Tuberculous Meningitis

Tuberculous meningitis is a life-threatening infection that results in meningeal granulation tissue and exudates. The most common CT and MR manifestations of tuberculous meningitis are thickening and prominent meningeal enhancement of the basal meninges. In about half of patients with tuberculous meningitis, the abnormal basal meninges have increased attenuation on unenhanced CT images; when present, this finding is highly specific for the diagnosis (once subarachnoid hemorrhage is ruled out). Tuberculous meningitis tends to occur with an asymmetric or focal pattern.^43–47

Tuberculous meningitis often leads to vasculitis that can cause brain ischemia and infarction. Infarcts can also occur due to direct extension of meningeal disease into the parenchyma; these are termed “border-zone” infarcts. MR provides improved sensitivity over CT for the prompt detection of meningitis-related infarcts. The status of intracranial arteries in these patients can also be evaluated with MR angiography. Patients with substantial ischemia frequently have evidence of progression to focal or global brain atrophy on followup neuroimaging.

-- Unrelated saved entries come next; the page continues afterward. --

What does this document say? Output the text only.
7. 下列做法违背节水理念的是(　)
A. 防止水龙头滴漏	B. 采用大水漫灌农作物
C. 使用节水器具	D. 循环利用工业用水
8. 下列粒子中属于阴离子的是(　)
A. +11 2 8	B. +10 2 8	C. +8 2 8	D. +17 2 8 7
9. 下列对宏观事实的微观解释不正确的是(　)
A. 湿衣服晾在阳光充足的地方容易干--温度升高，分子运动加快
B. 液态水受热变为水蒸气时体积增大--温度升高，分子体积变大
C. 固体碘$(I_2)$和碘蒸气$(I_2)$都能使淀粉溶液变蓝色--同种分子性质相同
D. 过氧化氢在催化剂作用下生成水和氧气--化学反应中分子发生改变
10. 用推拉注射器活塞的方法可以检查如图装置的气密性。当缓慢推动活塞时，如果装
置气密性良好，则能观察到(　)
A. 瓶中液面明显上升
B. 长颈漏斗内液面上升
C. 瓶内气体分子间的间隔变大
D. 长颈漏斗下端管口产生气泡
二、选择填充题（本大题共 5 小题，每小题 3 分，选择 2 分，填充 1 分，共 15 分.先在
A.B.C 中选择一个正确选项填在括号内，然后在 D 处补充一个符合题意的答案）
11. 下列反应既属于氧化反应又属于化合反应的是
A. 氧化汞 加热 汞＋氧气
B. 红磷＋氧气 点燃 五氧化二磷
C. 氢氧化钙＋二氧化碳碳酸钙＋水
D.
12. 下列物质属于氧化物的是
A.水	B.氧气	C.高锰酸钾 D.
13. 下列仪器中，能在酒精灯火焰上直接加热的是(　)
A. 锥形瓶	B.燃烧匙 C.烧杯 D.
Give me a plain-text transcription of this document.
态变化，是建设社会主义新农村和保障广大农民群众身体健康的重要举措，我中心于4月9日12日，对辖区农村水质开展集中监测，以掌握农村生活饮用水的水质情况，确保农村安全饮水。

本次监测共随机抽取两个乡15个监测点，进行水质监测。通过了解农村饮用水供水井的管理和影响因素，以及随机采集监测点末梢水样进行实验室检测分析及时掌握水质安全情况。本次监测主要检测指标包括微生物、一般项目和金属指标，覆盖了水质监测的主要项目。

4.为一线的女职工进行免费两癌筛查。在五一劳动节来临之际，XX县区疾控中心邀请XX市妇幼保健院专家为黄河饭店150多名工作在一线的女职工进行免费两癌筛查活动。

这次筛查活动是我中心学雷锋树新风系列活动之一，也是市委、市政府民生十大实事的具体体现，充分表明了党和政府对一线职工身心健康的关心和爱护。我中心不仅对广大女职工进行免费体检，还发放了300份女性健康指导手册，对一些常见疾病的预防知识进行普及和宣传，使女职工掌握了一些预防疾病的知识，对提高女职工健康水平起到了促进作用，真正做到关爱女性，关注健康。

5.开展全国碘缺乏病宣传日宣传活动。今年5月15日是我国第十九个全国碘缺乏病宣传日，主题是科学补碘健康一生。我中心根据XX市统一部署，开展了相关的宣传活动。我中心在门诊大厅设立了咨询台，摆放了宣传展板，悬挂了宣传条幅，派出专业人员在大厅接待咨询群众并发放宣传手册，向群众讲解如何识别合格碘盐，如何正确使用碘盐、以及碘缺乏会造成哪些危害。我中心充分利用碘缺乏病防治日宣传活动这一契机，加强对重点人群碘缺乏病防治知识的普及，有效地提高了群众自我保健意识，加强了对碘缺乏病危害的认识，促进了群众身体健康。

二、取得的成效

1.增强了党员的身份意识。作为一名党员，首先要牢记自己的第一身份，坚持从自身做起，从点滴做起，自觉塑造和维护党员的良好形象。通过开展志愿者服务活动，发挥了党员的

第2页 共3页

Hydrocephalus is an additional common complication of tuberculous meningitis that tends to occur in the later phases of the disease. Hydrocephalus in these children is usually of the communicating type, due to impaired CSF absorption. Noncommunicating hydrocephalus is suggested when imaging studies show evidence of periventricular CSF migration and other features of elevated intracranial pressure, in addition to ventriculomegaly.⁴⁸

Intracranial suppurative processes can localize within the epidural, subdural, or subarachnoid compartments, within the brain parenchyma, or within the ventricular system. In many instances, bacterial infections involve more than 1 of these sites concurrently. An empyema is a purulent fluid collection in the subdural space. Peripheral extension from bacterial meningitis is a relatively common cause of empyema. However, most subdural fluid collections in children with meningitis are sterile effusions. A localized purulent subarachnoid collection can also occur as a complication of bacterial meningitis. Other potential sources of extraaxial infections include orbital infection, calvarial osteomyelitis, penetrating trauma, hematogenous spread from a distant focus, and seeding via a congenital osseous defect. Most epidural abscesses are due to direct extension from an adjacent source, such as purulent sinusitis or mastoiditis. Common clinical manifestations of an empyema, subarachnoid abscess, or epidural abscess include focal neurological alterations, seizures, and findings of increased intracranial pressure.